Klinken putzen, kalte Akquise und warme Worte
Jetzt geht die Arbeit richtig los. In den drei örtlichen Buchhandlungen frage ich, ob sie mein Buch anbieten wollen, ob Interesse an Signierstunden besteht, ich stelle der Stadtbücherei und den beiden Lokalzeitungen die Neuerscheinung vor. Und dann stehe ich eines Tages vor dem Schaufenster der Buchhandlung an der Ecke. Darin liegt: mein Buch. Neun Mal. Quietschgelb mit roter Schrift. Es liegt neben Dale Carnegie, Rosamunde Pilcher und Marcel Reich-Ranicki. Passanten starren mich an, als ich lachend an die Fensterscheibe klopfe.
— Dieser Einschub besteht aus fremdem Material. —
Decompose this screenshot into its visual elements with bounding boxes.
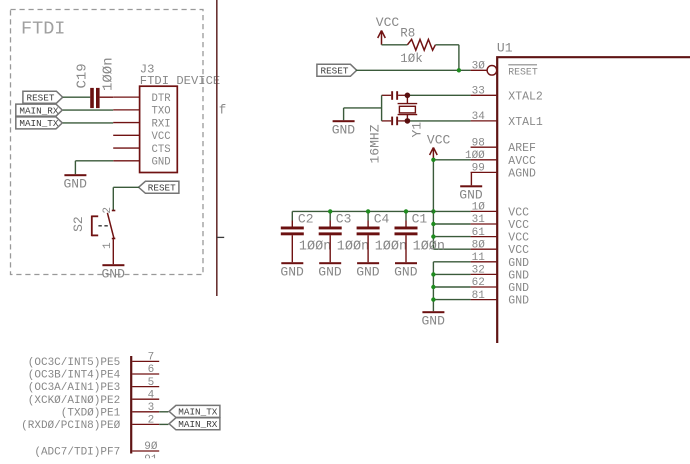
junction C3 [328,209,332,213]
svg-text:C19: C19 [75,63,91,88]
svg-text:CTS: CTS [152,144,171,156]
svg-text:RESET: RESET [508,66,538,77]
capacitor at XTAL1 [382,117,408,126]
svg-text:(RXDØ/PCIN8)PEØ: (RXDØ/PCIN8)PEØ [21,420,120,432]
IC port E/F box edge (cut off) [130,356,132,454]
svg-text:GND: GND [102,266,126,281]
svg-text:DTR: DTR [152,93,172,105]
svg-text:2: 2 [102,207,114,214]
GND bus wires to U1 [433,262,470,311]
svg-text:1: 1 [102,242,114,249]
svg-text:XTAL2: XTAL2 [508,90,543,103]
svg-text:C2: C2 [298,211,314,226]
capacitor at XTAL2 [382,91,408,100]
partial component edge (cut off) [217,0,224,296]
capacitor C3 [319,211,342,262]
svg-text:(XCKØ/AINØ)PE2: (XCKØ/AINØ)PE2 [28,395,120,407]
ground below C3 [319,262,341,264]
J3 pin VCC [113,131,170,143]
svg-text:MAIN_TX: MAIN_TX [178,407,217,418]
svg-text:62: 62 [472,277,485,289]
connector J3 box [140,86,178,172]
svg-text:11: 11 [472,252,486,264]
svg-text:16MHZ: 16MHZ [367,124,382,163]
svg-text:98: 98 [472,137,485,149]
svg-text:2: 2 [148,415,155,427]
capacitor C1 [395,211,418,262]
svg-text:Y1: Y1 [409,122,424,138]
pin 2 (RXD0/PCIN8)PE0 [21,415,159,432]
switch S2 [92,210,116,265]
U1 pin 62 GND [471,277,530,295]
svg-text:34: 34 [472,111,486,123]
svg-text:99: 99 [472,163,485,175]
ground of GND bus [422,311,444,313]
svg-text:RESET: RESET [27,92,55,103]
svg-text:32: 32 [472,265,485,277]
IC U1 box [497,57,690,343]
svg-text:33: 33 [472,86,485,98]
svg-text:GND: GND [394,264,418,279]
ground below J3 [64,174,86,176]
svg-text:1ØØn: 1ØØn [413,240,445,255]
net label MAIN_TX [16,117,63,129]
svg-text:AREF: AREF [508,142,536,155]
net label RESET (to FTDI DTR) [23,91,63,103]
svg-text:MAIN_RX: MAIN_RX [178,419,217,430]
wire R8 to RESET net [435,45,459,71]
svg-text:RXI: RXI [152,118,171,130]
svg-text:GND: GND [152,157,171,169]
J3 pin RXI [113,118,170,130]
svg-text:GND: GND [318,264,342,279]
wire MAIN_TX to J3 RXI pin [63,122,113,124]
svg-text:VCC: VCC [508,219,529,232]
svg-text:VCC: VCC [508,244,529,257]
junction XTAL1 node [405,118,411,124]
svg-text:61: 61 [472,227,486,239]
svg-text:GND: GND [508,269,529,282]
wire joining crystal caps [381,95,383,121]
svg-text:GND: GND [64,176,88,191]
resistor R8 [407,39,435,50]
svg-text:VCC: VCC [508,206,529,219]
svg-text:5: 5 [148,377,155,389]
crystal Y1 [398,95,418,121]
net label MAIN_RX [16,104,63,116]
svg-text:7: 7 [148,352,155,364]
svg-text:9Ø: 9Ø [144,441,158,453]
svg-text:1ØØn: 1ØØn [299,240,331,255]
svg-text:TXO: TXO [152,106,171,118]
svg-text:VCC: VCC [508,232,529,245]
svg-text:3: 3 [148,402,155,414]
wire VCC to AVCC pin 100 [433,159,470,161]
svg-text:(ADC7/TDI)PF7: (ADC7/TDI)PF7 [34,447,120,459]
svg-text:GND: GND [280,264,304,279]
svg-text:RESET: RESET [321,66,349,77]
svg-text:S2: S2 [71,216,86,232]
svg-text:1ØØn: 1ØØn [337,240,369,255]
wire to pin 80 [433,248,470,250]
U1 pin 100 AVCC [465,150,536,168]
wire XTAL1 net [407,120,470,122]
svg-text:GND: GND [356,264,380,279]
svg-text:FTDI DEVICE: FTDI DEVICE [140,74,220,88]
capacitor C2 [281,211,304,262]
svg-text:GND: GND [508,257,529,270]
svg-text:f: f [219,104,227,118]
svg-text:1Ø: 1Ø [472,202,486,214]
junction pin 31 [431,222,435,226]
U1 pin 10 VCC [471,202,530,220]
wire RESET label to S2 pin 2 [113,187,139,210]
svg-text:GND: GND [508,282,529,295]
U1 pin 81 GND [471,290,530,308]
svg-text:(OC3C/INT5)PE5: (OC3C/INT5)PE5 [28,357,120,369]
wire to pin 61 [433,236,470,238]
wire to pin 10 [433,210,470,212]
svg-text:AVCC: AVCC [508,155,536,168]
svg-text:GND: GND [459,188,483,203]
J3 pin CTS [113,144,170,156]
svg-text:1ØØn: 1ØØn [101,57,117,91]
junction pin 61 [431,234,435,238]
wire MAIN_RX to J3 TXO pin [63,109,113,111]
pin 90 (ADC7/TDI)PF7 [34,441,159,458]
U1 pin 99 AGND [471,163,536,181]
svg-text:91: 91 [144,454,158,464]
net label MAIN_TX (port E) [169,405,220,417]
svg-text:XTAL1: XTAL1 [508,116,543,129]
svg-text:1ØØn: 1ØØn [375,240,407,255]
U1 pin 33 XTAL2 [471,86,543,104]
pin 5 (OC3A/AIN1)PE3 [28,377,159,394]
capacitor C4 [357,211,380,262]
svg-text:31: 31 [472,214,486,226]
U1 pin 61 VCC [471,227,530,245]
junction pin 32 [431,272,435,276]
pin 91 clipped at image bottom [144,454,158,464]
J3 pin GND [113,157,170,169]
net label RESET (to U1) [317,64,357,76]
wire XTAL2 net [407,94,470,96]
svg-text:VCC: VCC [152,131,171,143]
wire RESET label to C19 [63,96,90,98]
wire J3 GND pin to ground [75,161,113,174]
junction pin 62 [431,285,435,289]
capacitor C19 [90,88,99,108]
junction pin 81 [431,297,435,301]
junction XTAL2 node [405,93,411,99]
U1 pin 80 VCC [471,239,530,257]
svg-text:C3: C3 [336,211,352,226]
U1 pin 98 AREF [471,137,536,155]
svg-text:GND: GND [332,122,356,137]
svg-text:GND: GND [508,295,529,308]
power VCC (U1 supply) [427,133,451,160]
svg-text:(OC3A/AIN1)PE3: (OC3A/AIN1)PE3 [28,382,120,394]
ground at crystal [333,120,355,122]
svg-text:MAIN_RX: MAIN_RX [19,105,58,116]
U1 pin 11 GND [471,252,530,270]
svg-text:RESET: RESET [148,183,176,194]
ground below C4 [357,262,379,264]
junction RESET/R8 [457,68,461,72]
net label MAIN_RX (port E) [169,418,220,430]
svg-text:U1: U1 [497,41,513,56]
net label RESET (to switch S2) [139,181,179,193]
VCC bus vertical [432,160,434,249]
svg-text:(OC3B/INT4)PE4: (OC3B/INT4)PE4 [28,370,121,382]
J3 pin TXO [113,106,170,118]
svg-text:8Ø: 8Ø [472,239,486,251]
svg-text:VCC: VCC [427,133,451,148]
svg-text:GND: GND [422,313,446,328]
ground at AGND pin 99 [470,172,472,185]
svg-text:FTDI: FTDI [21,18,65,39]
U1 pin 30 RESET [471,61,538,78]
wire caps to ground [344,108,382,120]
junction C1 [404,209,408,213]
svg-text:MAIN_TX: MAIN_TX [19,118,58,129]
FTDI section dashed frame [11,10,204,275]
svg-text:(TXDØ)PE1: (TXDØ)PE1 [61,407,121,419]
junction VCC arrow [431,158,435,162]
svg-text:VCC: VCC [376,15,400,30]
wire to pin 31 [433,223,470,225]
svg-text:AGND: AGND [508,167,536,180]
ground below C2 [281,262,303,264]
svg-text:4: 4 [148,389,155,401]
junction C4 [366,209,370,213]
pin 4 (XCK0/AIN0)PE2 [28,389,159,406]
svg-text:C4: C4 [374,211,390,226]
pin 6 (OC3B/INT4)PE4 [28,364,159,381]
U1 pin 31 VCC [471,214,530,232]
J3 pin DTR [113,93,171,105]
ground below S2 [102,264,124,266]
pin 3 (TXD0)PE1 [61,402,159,419]
pin 7 (OC3C/INT5)PE5 [28,352,159,369]
U1 pin 32 GND [471,265,530,283]
wire RESET label to U1 pin 30 [356,69,471,71]
ground below C1 [395,262,417,264]
power VCC (R8 pull-up) [376,15,400,45]
wire VCC to R8 [382,44,408,46]
svg-text:81: 81 [472,290,486,302]
svg-text:1Øk: 1Øk [400,52,423,66]
svg-text:6: 6 [148,364,155,376]
svg-text:C1: C1 [412,211,428,226]
svg-text:3Ø: 3Ø [472,61,486,73]
svg-text:R8: R8 [400,27,415,41]
wire VCC to decoupling caps [292,210,433,212]
junction pin 10 [431,209,435,213]
wire C19 to J3 DTR pin [100,96,114,98]
wire pin 3 to MAIN_TX [159,411,168,413]
wire pin 2 to MAIN_RX [159,423,168,425]
U1 pin 34 XTAL1 [471,111,543,129]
Weil der Kajaki-Verlag nur aus einer Person besteht, müssen wir das Marketing selbst in die Hand nehmen. Kamilla Jansen, Hardy und ich beginnen mit der Werbung am Tag nach dem Erscheinen. Dass das zu spät ist, gehört zu den Dingen, die ich noch nicht weiß.
Ich kaufe für knapp hundert Mark eine dieser neuen Telefonbuch-CDs, auf der alle deutschen Telefonnummern gespeichert sind. Hardy sucht in tagelanger Fleißarbeit die Telefonnummern aller großen Buchhandlungen in den großen deutschen Städten heraus und notiert sie in langen Listen. Jeden Tag telefoniert er drei bis vier Stunden lang mit Buchhändlern im ganzen Land und bietet mein Büchlein an. Der Kajaki-Verlag arbeitet nämlich nicht mit Buchhandlungen zusammen, die automatisch eine gewisse Stückzahl erschienener Bücher erhalten. Darüber hatte ich noch nie nachgedacht.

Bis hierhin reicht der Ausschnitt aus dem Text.